The city of Cumming has fully repaired Sanders Road.
All of the silt causes a lot of environment and lake problems, said Ulseth, who lives about three miles from the dam.
Ulseth said the impact will be felt for area residents and recreational users of the lake.
“It fills in a lot of the lake, so it decreases the recreational value of the lake for all the lakefront property owners there,” Ulseth said. “It can destroy fish habitat and decrease the level of available storage of the lake for drinking water.”
Ulseth said over development in the area with parking lots and rooftops along Market Place Boulevard has increased impervious surfaces. Instead of allowing water to soak into the ground, it shot into the lake and into the dam, which was washed out.
“Once it hits the lake, it deposits at the bottom of the lake,” Ulseth said.
Prior to the May 19 storm, the 7-acre cove area used to be filled. Now, all that can be seen is the empty lake bottom.
What is important now is the next step, which includes finding who is the responsible party and how will this be made right, Ulseth said. He’d like the deposit sediments be taken out of the lake, stream areas restored and the dam stabilized.
Langley said it will take longer than most people would want to have this accomplished, simply because it is a complex thing to do and the logistics become an issue.
Depending on the volume of material that is determined, they may run into permit issues with the U.S. Corps of Engineers.
A dredge and fill operation could slow things down, and it will be well into the summer or later until this is completed, Langley said.
“When we finally get to this point, our intent is to share with the public and show people what we are intending and have public input into that,” Langley said.
The Mashburn Family Trust is owner of a portion of Lake Alice and part owner of the dam that failed.
The city of Cumming is also owner of a portion of the dam and lake, said Mike Carvalho, an attorney who represents the Mashburn Family Trust.
Interim and longer-term plans have been proposed and the family trust retained civil engineer Brian Wellington, of Newfields. Wellington, who has stormwater and hydrology expertise, will advise on the immediate response and actions.
A sediment survey of the stream channel will be done to come up with a plan to remediate the silt that is in the stream channel and to install a turbidity curtain, a flexible, impermeable barrier to trap the sediment from spreading in the water. This will not require a permit from the Corps.
The city of Cumming also began to hydroseed the soil. The grassing of the 7-acre empty lake and exposed soil is expected to stabilize that soil and use the roots to hold sediment in place.
Right now, there’s no immediate plan to rebuild the dam.
“The important thing is to address the sediment loss to the stream channel and the lake and at some point we will have to come back and determine why the dam failed,” Carvalho said.
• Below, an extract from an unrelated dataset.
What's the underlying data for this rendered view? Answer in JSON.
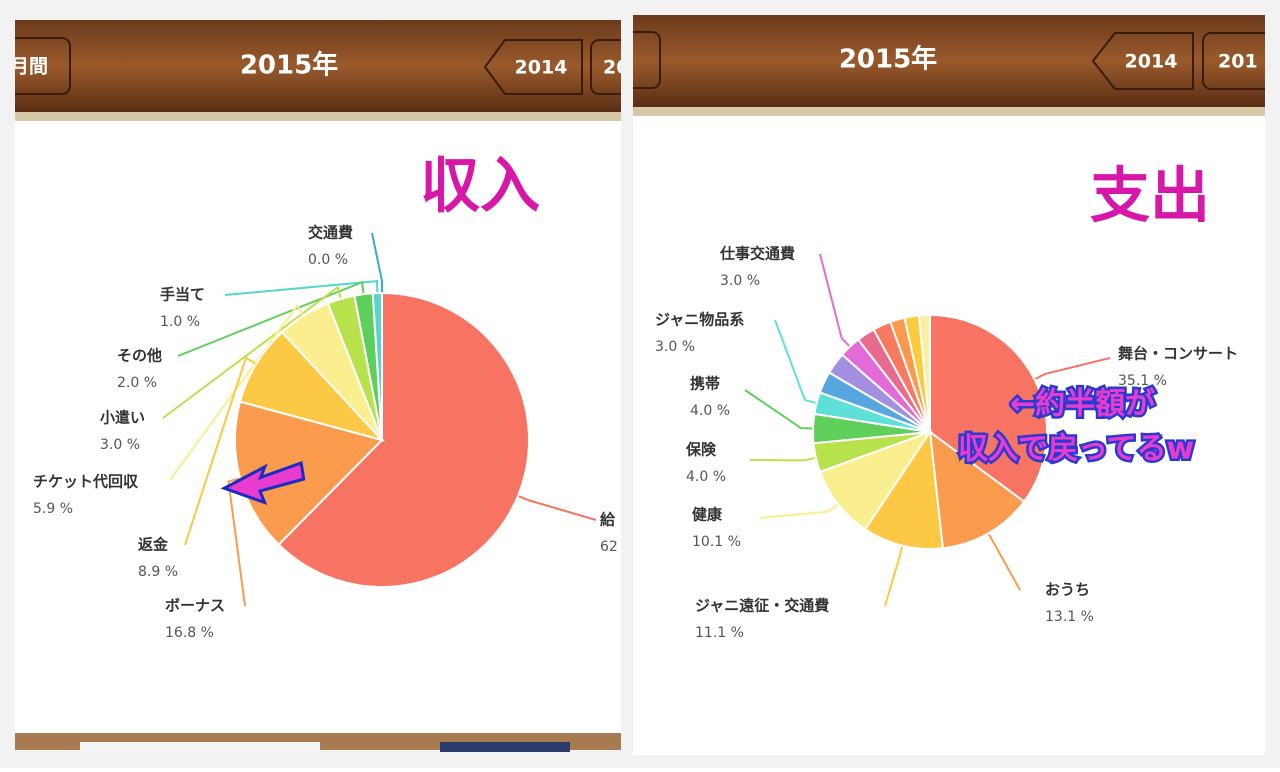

The Mashburn family has enjoyed that property for five generations, he said.
When the dam was built in the 1930s, it did not contemplate the area’s growth.
Right now, the focus is being responsive, Carvalho said.
“It’s a complicated problem that is going to take time, but it’s very important that it be done as expeditiously as possible, but also as responsibly as possible,” Carvalho said. “We’ve got to get it right.”